Data Pipeline Roles, Tags, and Security Improvements Now Available

Posted on: Feb 23, 2015

You can now assign an Amazon EMR service role and an Amazon EC2 instance profile to an EMR cluster defined in a pipeline, giving you the ability to limit the overall permissions of the EMR cluster. For example, you can control the access that the EMR service has to communicate on your behalf with other AWS services like EC2 or S3. To use this feature as an existing Data Pipeline customer, you will need to opt-in from the Data Pipeline console. To learn more about assigning an Identity and Access Management (IAM) role to an EMR cluster, visit the documentation.

You can also now control access to pipelines across IAM users within the same account, in order to develop and maintain pipelines collaboratively. Given authorization, you can now view, edit and activate pipelines created by other IAM users in the same account. To learn more, visit the documentation.

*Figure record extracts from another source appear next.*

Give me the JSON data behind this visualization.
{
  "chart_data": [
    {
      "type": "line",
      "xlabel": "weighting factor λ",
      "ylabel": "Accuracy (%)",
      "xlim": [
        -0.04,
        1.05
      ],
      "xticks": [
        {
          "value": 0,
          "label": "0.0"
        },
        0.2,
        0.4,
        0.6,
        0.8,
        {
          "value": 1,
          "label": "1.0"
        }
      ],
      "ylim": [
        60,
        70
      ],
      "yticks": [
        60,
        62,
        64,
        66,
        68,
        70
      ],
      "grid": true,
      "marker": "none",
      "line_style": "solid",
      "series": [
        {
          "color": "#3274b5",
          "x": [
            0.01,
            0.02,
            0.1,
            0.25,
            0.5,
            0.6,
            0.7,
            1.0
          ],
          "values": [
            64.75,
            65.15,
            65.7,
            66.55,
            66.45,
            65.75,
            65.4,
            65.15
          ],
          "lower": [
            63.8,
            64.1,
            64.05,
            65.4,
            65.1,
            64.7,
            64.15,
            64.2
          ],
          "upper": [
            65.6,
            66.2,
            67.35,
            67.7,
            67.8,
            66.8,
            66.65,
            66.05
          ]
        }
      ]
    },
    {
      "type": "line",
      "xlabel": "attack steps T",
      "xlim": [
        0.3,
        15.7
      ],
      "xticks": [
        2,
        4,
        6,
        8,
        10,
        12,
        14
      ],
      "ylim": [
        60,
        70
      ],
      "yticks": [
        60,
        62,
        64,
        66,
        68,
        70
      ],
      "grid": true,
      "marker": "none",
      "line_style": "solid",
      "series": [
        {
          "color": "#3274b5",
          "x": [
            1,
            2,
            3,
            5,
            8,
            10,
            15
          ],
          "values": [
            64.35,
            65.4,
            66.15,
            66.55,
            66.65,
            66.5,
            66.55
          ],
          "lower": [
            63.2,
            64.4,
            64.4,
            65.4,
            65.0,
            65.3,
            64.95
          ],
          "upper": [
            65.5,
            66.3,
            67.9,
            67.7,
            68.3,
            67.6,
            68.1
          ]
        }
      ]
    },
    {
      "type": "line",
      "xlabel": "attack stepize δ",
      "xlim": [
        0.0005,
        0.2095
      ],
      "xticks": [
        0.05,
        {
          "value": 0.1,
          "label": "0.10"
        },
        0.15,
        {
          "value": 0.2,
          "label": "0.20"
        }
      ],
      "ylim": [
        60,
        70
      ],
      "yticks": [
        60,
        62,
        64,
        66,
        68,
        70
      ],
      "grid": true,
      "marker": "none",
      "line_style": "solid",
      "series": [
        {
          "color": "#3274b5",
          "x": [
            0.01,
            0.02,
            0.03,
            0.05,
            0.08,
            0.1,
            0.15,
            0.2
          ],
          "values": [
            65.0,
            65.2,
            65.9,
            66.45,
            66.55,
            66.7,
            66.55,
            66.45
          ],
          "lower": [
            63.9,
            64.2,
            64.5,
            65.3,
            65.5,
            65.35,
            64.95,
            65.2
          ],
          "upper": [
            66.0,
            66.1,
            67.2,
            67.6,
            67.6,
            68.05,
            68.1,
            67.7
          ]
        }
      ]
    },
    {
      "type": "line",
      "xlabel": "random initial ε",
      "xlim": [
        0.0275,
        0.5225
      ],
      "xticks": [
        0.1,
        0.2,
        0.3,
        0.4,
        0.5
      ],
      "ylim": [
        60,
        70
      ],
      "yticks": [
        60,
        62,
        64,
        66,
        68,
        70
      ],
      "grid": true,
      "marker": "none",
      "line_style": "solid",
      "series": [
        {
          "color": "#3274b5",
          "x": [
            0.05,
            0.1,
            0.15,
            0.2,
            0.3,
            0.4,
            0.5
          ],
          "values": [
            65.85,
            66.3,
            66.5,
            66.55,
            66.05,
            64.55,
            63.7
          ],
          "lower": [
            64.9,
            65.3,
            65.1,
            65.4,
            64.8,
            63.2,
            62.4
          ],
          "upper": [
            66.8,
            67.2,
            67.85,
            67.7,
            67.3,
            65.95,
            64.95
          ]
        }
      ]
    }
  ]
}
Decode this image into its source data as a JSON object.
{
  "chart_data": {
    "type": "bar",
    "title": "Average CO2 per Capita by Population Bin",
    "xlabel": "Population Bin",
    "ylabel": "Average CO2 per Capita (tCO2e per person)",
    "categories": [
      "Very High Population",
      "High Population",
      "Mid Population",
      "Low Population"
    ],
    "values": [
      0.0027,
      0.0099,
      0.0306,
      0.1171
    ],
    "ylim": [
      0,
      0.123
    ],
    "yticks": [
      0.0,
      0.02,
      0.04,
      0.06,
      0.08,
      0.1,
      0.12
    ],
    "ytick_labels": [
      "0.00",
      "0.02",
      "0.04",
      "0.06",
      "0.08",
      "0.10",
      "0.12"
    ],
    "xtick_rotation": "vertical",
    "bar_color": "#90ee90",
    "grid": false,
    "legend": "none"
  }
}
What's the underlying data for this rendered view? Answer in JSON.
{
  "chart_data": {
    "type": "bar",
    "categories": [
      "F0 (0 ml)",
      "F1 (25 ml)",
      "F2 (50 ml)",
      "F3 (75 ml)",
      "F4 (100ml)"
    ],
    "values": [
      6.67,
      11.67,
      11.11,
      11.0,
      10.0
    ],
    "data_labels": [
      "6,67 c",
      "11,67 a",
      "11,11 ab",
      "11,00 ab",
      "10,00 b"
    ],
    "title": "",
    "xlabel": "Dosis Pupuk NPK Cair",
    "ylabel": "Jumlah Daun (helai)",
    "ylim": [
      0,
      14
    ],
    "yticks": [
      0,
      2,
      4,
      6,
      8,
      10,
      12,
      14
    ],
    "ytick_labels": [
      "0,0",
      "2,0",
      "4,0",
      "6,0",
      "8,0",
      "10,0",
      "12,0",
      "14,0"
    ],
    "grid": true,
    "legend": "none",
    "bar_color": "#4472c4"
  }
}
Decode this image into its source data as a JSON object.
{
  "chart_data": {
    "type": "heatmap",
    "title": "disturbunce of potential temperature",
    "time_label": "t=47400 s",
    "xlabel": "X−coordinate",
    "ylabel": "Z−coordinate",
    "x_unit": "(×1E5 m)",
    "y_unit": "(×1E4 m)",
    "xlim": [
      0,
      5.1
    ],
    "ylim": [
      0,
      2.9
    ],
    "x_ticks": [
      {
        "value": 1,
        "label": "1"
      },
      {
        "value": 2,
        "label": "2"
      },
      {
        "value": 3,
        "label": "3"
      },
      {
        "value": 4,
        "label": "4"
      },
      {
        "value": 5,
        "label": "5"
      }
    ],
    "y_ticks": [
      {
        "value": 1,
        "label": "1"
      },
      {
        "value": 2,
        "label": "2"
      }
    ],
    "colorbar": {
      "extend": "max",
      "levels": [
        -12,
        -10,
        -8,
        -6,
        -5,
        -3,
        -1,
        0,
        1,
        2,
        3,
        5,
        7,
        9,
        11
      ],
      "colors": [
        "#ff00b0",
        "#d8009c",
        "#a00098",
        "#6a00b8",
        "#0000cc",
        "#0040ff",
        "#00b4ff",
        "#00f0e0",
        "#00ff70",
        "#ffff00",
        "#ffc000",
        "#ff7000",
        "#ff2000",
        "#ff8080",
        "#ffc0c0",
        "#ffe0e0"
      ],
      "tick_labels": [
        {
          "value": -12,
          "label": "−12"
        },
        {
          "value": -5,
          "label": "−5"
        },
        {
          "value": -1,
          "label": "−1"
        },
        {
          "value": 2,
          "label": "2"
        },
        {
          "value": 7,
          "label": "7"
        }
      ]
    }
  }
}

You can now tag your pipelines and use tags to segment pipelines. These tags will be propagated to the EMR clusters and EC2 instances launched by the pipeline. For example, you can add details such as owner, workflow, or cost center as tags, and use this information to segment your billing statements and associate resource costs, as appropriate. To learn more about adding and managing tags, visit the documentation.

As an existing Data Pipeline customer, before you can assign IAM roles to EMR clusters, grant access to pipelines across IAM users or tag your pipelines, you will need to opt-in to using these features from the Data Pipeline console.

Lastly, server side encryption (SSE) is now enabled by default for all data you store in an S3DataNode in your pipeline. To learn more about this feature in Data Pipeline, please refer to the S3DataNode documentation.